You should outline your costs before publication and after publication. Include everything from the beginning costs to the shipping price of mailing a book. Also, this is a great time to decide whether you plan to print a small amount of books for family, a business niche or set up a small publishing company by buying a block of ISBNs.
2. Failed to invest in book editor.
Don’t count pennies here. Invest in your book; get it professionally edited. Copy or line editing will bring your manuscript up to professional standard. Don’t settle for just having a family member look over your manuscript.
3. Failed to hire a proofreader
Proofreading is not the same as editing. It is only done after the book designer formats your book into pages. The proofreader looks for word breaks and sentence layout. Some small corrections missed in the first line edit may also be made.
Like most beginner publishers, I decided to skip this step in preparing a book for publication. Mistake; professional publishers know not to skip this step. A book full of errors will cost you in sales later on, including loss of respect for your important message. I got a scathing review from one of my peers. Yes, I know; it’s not the end of the world. But my point is it cost me sales and it could have been avoided.

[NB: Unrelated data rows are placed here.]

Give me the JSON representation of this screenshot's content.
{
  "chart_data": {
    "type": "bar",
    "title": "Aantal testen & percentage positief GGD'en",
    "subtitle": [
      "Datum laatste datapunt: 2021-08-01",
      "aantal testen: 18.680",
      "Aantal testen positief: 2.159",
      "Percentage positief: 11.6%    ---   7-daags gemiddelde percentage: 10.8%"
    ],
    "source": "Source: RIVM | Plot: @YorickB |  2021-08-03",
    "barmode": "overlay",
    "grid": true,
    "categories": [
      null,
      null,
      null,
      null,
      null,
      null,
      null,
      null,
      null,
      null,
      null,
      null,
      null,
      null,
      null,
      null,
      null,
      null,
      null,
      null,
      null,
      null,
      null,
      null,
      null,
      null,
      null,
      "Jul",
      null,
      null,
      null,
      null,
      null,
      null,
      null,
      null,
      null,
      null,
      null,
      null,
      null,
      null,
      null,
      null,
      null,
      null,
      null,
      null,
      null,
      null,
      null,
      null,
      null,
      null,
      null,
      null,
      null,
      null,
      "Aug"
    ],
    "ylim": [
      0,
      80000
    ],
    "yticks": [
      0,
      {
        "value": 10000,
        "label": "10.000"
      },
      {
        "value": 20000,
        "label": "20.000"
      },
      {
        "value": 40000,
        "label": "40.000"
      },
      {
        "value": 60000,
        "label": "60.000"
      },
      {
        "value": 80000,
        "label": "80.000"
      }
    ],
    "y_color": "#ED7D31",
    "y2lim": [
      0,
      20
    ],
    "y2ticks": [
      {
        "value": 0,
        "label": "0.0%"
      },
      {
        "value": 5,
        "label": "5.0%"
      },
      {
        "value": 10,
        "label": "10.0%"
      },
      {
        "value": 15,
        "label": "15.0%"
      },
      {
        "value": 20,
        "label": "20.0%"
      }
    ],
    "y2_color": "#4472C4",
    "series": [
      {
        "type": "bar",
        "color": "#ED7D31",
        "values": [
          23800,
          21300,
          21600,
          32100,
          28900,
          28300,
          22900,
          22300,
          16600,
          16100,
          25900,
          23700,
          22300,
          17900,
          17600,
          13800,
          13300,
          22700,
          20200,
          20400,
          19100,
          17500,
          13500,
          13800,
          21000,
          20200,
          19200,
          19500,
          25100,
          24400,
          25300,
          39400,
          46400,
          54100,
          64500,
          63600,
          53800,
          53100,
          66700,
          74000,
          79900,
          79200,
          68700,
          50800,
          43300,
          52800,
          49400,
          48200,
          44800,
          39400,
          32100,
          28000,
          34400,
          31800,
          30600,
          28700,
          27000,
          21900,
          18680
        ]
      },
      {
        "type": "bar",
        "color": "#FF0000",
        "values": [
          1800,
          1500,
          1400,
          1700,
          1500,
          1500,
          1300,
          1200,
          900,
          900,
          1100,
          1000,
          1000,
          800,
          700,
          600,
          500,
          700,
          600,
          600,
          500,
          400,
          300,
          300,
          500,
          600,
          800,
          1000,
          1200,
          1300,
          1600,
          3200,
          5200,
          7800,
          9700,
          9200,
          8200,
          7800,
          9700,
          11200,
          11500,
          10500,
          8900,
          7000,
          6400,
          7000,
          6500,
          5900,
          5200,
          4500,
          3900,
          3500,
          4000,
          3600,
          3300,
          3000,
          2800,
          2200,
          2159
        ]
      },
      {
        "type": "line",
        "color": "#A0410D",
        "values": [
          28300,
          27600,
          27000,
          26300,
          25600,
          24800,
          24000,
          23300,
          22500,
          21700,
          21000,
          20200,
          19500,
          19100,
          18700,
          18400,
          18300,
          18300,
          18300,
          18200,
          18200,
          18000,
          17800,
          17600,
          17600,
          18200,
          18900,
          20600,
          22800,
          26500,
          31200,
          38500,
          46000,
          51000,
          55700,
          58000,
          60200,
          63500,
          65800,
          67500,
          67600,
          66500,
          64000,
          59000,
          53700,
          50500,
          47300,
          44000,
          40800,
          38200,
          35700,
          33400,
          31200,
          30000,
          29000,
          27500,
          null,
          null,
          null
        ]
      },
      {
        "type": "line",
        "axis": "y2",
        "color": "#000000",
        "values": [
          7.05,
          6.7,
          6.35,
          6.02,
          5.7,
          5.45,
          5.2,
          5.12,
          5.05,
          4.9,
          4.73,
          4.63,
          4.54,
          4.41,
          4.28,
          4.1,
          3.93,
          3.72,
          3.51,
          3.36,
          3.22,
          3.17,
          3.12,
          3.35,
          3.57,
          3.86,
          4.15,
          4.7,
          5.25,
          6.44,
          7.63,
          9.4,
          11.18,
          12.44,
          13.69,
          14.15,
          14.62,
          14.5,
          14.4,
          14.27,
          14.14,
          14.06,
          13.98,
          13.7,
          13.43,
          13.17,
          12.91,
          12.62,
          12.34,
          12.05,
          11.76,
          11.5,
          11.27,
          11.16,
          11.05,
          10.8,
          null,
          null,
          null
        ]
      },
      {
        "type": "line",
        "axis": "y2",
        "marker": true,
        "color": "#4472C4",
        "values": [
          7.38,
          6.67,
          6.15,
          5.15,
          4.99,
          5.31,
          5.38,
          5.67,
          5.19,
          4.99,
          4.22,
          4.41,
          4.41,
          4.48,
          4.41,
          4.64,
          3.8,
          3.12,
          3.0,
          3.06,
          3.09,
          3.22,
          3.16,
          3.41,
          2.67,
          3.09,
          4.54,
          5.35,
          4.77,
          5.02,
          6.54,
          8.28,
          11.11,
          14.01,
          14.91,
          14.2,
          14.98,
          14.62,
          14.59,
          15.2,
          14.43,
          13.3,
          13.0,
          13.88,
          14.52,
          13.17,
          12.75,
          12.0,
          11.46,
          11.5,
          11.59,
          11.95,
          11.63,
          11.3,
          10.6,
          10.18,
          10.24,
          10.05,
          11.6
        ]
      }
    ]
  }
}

4. Failed to create bound galleys for reviews.
Invest in bound galleys and/or limited run book proofs. They are often unedited and used to get book reviews before the publication date of your book. Also, bound galleys do not have a laminated full color cover. Reviews will afford your book a level of professionalism not gained any other way. Not to mention extra sales gained because of your professional reviews.
5. Failed to hire a book designer for book layout
The book layout is what gives the content of your book structure and makes it look like a book. Again invest in your book project; this is not the time to settle for anything less than a professional look. If your book looks sloppy, it will limit its success in the market.
Don’t limit your publishing success; avoid all of the above blunders by learning from my mistakes. Now, go make your publishing venture a successful one. Happy Publishing!